Rock & roll has attained an age in which I am now watching the CHILDREN of rockers I grew up with taking the stage.
I guess it started in the 1990’s when Jeff Buckley came on the scene, and I had to pay attention, having really liked his father Tim’s folk-rock balladeer act when I was a teenager in the 1960’s. Teddy Thompson – son of Richard & Linda Thompson, an act I WORSHIPPED in the 1970’s – followed in the 2000’s, and now here we are in the second decade of the 21st century with homegrown Columbus father/daughter team, the Blinn’s.
Erica Blinn leads The Handsome Machine, probably my favorite rock & roll act in Columbus, Ohio, that doesn’t pay me to say that (as opposed to my employers, Watershed and Colin Gawel & the Lonely Bones). Erica and the guys stomp, shout & work it all out on a set of originals that is the equal of virtually any band I’ve witnessed in Columbus, and could hold their own nationwide, for that matter.
I’d watch a hundred nights of this band: I’d watch Erica belt out her incredibly well-written tunes like the bastard girl-child of Rod Stewart & Chrissie Hynde; I’d watch her peel out her rhythm guitar parts from a low-slung Fender Tele like a Harley winding out on a Midwest dirt-track; I’d watch her wail harmonica solos like she was born on the South Side of Chicago rather than the West Side of Columbus, Ohio; I’d watch PJ Schreiner bash out drum-pounding fever/beats behind her while simultaneously pitching in note-perfect harmonies along with bass player Mark Nye; I’d watch guitarist Greg Wise melting faces in the front row with incendiary riffs straight outta the Keith Richards/Fred “Sonic” Smith school of lead guitar, yet ultimately fresh, new, up-to-date and ROCKIN’. And I’d watch Will Newsome over there stage-right, unassumedly knocking out riffs and solos like the second coming of Mick Taylor from 1972.

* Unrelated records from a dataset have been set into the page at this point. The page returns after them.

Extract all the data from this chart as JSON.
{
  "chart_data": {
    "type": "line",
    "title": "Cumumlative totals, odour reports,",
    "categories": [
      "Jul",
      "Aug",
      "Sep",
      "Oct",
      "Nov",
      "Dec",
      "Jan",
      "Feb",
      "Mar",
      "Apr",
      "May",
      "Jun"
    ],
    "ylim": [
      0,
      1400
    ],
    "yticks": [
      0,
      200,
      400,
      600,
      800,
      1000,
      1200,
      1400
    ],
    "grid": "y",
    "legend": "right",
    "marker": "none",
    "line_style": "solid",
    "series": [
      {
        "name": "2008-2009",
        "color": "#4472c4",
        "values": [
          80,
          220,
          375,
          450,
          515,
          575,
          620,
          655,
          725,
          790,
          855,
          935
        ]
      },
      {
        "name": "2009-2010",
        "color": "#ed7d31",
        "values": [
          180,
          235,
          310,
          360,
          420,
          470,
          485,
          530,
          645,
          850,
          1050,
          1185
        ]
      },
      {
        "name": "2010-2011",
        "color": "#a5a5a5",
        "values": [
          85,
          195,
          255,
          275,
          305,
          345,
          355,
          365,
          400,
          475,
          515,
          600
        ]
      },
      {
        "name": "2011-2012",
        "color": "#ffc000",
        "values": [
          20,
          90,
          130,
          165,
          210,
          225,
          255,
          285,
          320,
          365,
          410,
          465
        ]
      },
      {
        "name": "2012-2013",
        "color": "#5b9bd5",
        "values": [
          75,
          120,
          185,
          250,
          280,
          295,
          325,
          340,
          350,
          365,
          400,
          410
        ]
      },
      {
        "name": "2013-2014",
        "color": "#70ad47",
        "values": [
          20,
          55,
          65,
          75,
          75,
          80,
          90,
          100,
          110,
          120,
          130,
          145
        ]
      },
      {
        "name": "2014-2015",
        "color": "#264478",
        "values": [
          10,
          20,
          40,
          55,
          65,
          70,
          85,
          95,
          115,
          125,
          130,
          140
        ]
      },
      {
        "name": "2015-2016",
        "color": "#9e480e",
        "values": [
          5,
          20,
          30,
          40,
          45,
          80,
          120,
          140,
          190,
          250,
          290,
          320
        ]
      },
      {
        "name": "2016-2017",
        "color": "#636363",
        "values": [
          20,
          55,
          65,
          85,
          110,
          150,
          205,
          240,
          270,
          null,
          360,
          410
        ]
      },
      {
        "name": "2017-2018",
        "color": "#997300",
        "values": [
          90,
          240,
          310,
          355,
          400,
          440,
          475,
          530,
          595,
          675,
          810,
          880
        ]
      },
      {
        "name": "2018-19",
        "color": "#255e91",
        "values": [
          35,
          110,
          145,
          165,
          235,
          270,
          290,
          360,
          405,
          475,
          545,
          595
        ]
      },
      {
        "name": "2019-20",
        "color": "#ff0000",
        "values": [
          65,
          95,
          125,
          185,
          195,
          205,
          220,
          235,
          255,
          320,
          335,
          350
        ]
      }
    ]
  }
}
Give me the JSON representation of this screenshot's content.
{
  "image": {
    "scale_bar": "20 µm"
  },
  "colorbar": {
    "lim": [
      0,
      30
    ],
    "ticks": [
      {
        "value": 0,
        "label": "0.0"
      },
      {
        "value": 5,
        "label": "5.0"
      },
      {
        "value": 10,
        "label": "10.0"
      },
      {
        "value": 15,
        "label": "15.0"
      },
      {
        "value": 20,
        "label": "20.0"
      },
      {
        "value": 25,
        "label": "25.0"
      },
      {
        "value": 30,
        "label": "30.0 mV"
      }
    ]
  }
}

And Erica’s just the KID half of the equation.
Her father Jerry Blinn was one-quarter of Black Leather Touch, my second favorite late-1970’s Columbus rock & roll act. (Hey, c’mon, Willie Phoenix was leading Romantic Noise at the height of his powers at that time; they HAD to be my favorite.) Black Leather Touch played a no-nonsense brew of originals and kick-ass covers that took in the best of 70’s hard-rock: from The Rolling Stones to Ted Nugent to their big-brother band The Godz, plus a slew of Chuck Berry & Jerry Lee Lewis, just to illustrate they knew their roots. To a song, Black Leather Touch did ‘em all justice. And their cover of Garland Jeffrey’s Stones-esque “Wild In The Streets” was truly a thing of rock & roll beauty. (For a contemporaneous review I did of a Black Leather Touch show in 1978 – when they opened for Steppenwolf, of all people, 10 years past that band’s “Born To Be Wild” prime – check out Three Easy Pieces in my earlier blog, Growing Old With Rock & Roll.)
I saw the reunified/reconstituted Black Leather Touch last summer at some Delaware bash and singer/guitarist Tom Cash, bassist Jerry Blinn, his twin brother & lead guitarist Garry Blinn and drummer Greg Hall were just as solid as they were in their long-ago, halcyon late-70’s heyday. I couldn’t stop smilin’. I couldn’t help rockin’.
This Saturday evening – May 16th, 2015 – The Handsome Machine and Black Leather Touch will appear at Art For Your Ears, an adjunct of the Delaware Arts Festival in historic downtown Delaware, Ohio, home of Ohio Wesleyan University. Music kicks off at 6 pm with Delyn Christian, followed by Hootie McBoob, followed by the daughter/father rockin’ of the Blinn family. (Full disclosure: I’m stage-managing this show in my capacity as roadie-for-hire around town. In no way, shape or form does that have any influence on one word I’ve written here. I consider it a gloriously happy accident that I’m getting paid to work a show I’d do for free, or, furthermore, would PAY to see.)
It’s gonna be Saturday night rock & roll on a gorgeous Midwest evening. You could do worse with your Saturday night. Take the road trip to Delaware. - Ricki C. / May 12th, 2015.
Art For Your Ears takes place Saturday, May 16th, 2015, adjacent to the Delaware Arts Festival.
Music kicks off at 6 pm, goes to about 11 pm. Admission is free, whattya got to lose?